Storm Chronicles: Part 3 - A Neighborhood Transformed
Things have changed since late October, when Sandy slammed into a quiet Bayville neighborhood near the Toms River
My longtime neighbor sits at a table in her dimly-lit kitchen. She is weary and numb. Superstorm Sandy is to blame.
At 82, she has decided to sell her much-loved home across the street from the Toms River at a bargain price. She is basically selling the lot in this neighborhood known as Toms River Shores in Bayville.
She loves it here. Up until a few years ago, she would routinely trundle her kayak down the street, lug it over the sands of the civic association beach, shove off and paddle blissfully on the river.
A gardener extraordinaire, she loved to cultivate trees from cuttings and seeds and putter around in her garden.
But those days are suddenly, all too abruptly gone forever.
The flood waters swamped her crawlspace, garage and seeped into her hardwood floors. Her son - who lives in Missouri - spend a week ripping out soaked insulation, carpets, cutting sheetrock and chainsawing fallen trees.
She kept the hardwood floors. The house has not been treated for mold. You can tell that as soon as you walk into the living room. Connie still lives in the house. She's a little stubborn, fiercely independent and has turned down offers to stay someplace else.
My neighbor had flood insurance. Chances are, her ranch home is more than 50.1 percent damaged, enough to qualify for a FEMA grant to raise the house.
But she doesn't have the heart or stamina to slog through the physically and emotionally draining rebuilding and raising process.
"I've been through a lot of terrible things in my life," she said. "But I can't do this. I don't have the patience."
I tell her she shouldn't be living in the house. She has lung problems that are aggravated by the mold that is surely growing in her crawl space and underneath her floors.
"That's what the flood insurance guy told me," she said.
But she's not going anywhere, not until the contract with the buyer is signed on the dotted line. Then she will relocate to the Midwest, far away from the Toms River and the Jersey Shore, to be near her children.
I tell her that the electrical wires in the house were damaged by salt walter and are a fire hazard, even though the power and heat are on.
"Well," she says without hesitation. "If that happens, I'll dial 911 and jump out the window."
The "For Sale" sign in front of her home was the first to go up in our neighborhood when Sandy changed it forever. And it won't be the last.
A few houses down, another neighbor and her husband won't be back either. They had the best view of the river and the mouth of the Barnegat Bay. They were the lowest house on the street.

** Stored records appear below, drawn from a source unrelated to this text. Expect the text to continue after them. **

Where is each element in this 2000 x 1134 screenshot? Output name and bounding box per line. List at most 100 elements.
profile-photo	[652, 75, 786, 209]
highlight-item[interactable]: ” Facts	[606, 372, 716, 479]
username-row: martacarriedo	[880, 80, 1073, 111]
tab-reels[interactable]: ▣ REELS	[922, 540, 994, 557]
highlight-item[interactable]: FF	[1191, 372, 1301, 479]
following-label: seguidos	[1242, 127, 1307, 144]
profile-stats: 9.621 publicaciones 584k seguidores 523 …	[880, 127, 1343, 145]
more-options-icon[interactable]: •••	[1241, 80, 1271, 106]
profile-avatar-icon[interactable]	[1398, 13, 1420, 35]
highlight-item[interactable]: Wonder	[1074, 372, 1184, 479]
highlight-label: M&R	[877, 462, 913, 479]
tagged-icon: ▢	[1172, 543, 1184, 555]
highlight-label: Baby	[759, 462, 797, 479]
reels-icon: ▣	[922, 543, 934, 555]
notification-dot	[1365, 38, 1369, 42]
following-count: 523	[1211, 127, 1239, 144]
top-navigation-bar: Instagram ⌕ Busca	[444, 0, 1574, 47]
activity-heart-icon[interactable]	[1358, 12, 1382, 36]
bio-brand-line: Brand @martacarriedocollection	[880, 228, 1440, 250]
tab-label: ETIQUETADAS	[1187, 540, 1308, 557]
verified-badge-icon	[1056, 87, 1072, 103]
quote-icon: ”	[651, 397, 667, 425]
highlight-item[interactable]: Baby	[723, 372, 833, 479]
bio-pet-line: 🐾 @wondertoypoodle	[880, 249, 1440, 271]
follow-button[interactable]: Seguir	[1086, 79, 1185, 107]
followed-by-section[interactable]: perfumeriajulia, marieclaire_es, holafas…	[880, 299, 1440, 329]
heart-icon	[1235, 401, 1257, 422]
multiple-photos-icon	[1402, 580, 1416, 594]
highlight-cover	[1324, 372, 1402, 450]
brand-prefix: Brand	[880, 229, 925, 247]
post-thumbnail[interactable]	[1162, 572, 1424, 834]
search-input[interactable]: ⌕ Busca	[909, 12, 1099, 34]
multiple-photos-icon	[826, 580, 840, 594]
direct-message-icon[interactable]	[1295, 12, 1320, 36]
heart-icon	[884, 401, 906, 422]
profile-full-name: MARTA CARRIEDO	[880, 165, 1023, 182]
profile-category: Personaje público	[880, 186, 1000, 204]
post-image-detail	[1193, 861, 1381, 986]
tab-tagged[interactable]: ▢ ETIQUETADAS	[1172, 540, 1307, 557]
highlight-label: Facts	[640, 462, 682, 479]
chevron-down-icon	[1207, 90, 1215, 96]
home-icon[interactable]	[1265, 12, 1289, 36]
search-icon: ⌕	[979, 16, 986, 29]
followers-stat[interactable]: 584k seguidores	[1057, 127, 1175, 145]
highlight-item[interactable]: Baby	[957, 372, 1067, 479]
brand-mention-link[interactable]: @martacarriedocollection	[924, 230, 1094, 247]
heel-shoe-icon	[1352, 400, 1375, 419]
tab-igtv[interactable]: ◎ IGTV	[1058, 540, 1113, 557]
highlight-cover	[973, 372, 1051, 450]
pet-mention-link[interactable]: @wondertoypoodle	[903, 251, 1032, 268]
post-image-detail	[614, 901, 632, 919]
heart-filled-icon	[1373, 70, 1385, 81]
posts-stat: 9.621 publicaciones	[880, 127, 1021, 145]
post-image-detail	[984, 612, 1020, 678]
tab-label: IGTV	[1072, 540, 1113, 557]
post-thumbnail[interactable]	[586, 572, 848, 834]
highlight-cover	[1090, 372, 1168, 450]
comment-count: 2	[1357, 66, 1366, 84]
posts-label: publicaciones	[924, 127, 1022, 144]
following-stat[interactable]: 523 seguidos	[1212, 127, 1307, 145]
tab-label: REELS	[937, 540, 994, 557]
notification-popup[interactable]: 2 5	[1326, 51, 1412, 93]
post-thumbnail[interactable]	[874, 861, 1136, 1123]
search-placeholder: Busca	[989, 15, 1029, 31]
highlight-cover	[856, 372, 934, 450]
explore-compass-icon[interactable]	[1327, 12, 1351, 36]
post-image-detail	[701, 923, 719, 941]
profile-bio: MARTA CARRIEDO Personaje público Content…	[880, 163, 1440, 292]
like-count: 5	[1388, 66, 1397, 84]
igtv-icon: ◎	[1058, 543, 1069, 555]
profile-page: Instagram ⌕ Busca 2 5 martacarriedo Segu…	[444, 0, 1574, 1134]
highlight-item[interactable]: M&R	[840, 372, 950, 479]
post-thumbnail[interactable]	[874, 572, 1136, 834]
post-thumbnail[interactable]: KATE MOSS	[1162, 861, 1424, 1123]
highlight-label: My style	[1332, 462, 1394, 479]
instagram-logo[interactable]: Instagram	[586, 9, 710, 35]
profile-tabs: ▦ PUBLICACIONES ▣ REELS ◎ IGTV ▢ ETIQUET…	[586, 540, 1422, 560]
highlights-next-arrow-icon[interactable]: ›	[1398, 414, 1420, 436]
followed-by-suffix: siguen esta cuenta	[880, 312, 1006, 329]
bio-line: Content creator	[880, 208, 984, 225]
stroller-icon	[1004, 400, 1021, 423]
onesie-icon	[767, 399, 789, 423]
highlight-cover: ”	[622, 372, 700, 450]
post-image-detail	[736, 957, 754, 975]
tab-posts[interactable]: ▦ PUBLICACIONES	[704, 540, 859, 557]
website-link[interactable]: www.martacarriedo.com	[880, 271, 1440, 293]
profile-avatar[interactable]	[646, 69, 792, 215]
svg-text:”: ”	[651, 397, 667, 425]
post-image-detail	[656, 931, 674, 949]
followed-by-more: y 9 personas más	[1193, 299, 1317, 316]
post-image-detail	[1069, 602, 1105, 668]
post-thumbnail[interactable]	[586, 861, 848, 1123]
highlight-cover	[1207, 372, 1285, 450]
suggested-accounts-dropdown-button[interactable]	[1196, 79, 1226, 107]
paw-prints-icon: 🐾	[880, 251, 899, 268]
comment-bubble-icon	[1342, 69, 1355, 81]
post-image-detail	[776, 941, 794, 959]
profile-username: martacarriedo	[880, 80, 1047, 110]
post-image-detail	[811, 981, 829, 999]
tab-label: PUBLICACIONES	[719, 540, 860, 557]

Their ranch home had three feet of water in it, besides the tree that fell on top of it. In insurance lexicon, it's a "total demo." The house has to be demolished and they still have a mortgage. Even if they qualified for the maximum that flood insurance and FEMA would pay, it still wouldn't be enough to build another house.
"The lot is for sale, if you know anybody with deep pockets," she told me.
Some in the neighborhood have already made their repairs, without realizing that if their homes are more than 50 percent damaged, they will have to comply with FEMA's new advisory base flood elevations.
We already know.
The engineer we hired to help raise the house has already told us our home will have to be jacked up three feet. He has to draw up the plans, then submit them to the township for a permit. A survey has to be done. We don't know how long it will be until the house raising company can get to us. I don't even want to ask about a timeline.
We still can't go home. The boiler and hot water heater were damaged by flood waters in the garage, even though they had been elevated on concrete blocks years ago. The outside gas meter has to replaced.
Most of the rewiring in the house has been done, but the electrical service has to be upgraded and a new breaker box put in. So there is no heat and very few lights.
The good news is we no longer have to tiptoe along the floor joists inside, like drunken ballerinas. The subfloors went in last week. The inside looks more like a house again, despite the Sheetrock sliced four feet up from the floor. Someday, hopefully sooner than later, we will have a kitchen and bathroom again.
But we are much better off than many. I took a sad ride through Good Luck Point the other day. A portion of Good Luck Drive was still flooded, from a rainstorm the day before.
Good Luck Point is almost a ghost town. Homes tilted and battered. Foundations with no houses on them. Piles of debris piled on the curb. No one waves as you go by, because few live there anymore.
But the owners of one uninhabitable ranch house in the street - its south side open to the bay and the elements - have not forgotten the season.
A wreath adorns the door, near the red "unsafe for human habitation" sign and a tiny Christmas tree sits on the front steps, slightly askew from the wind.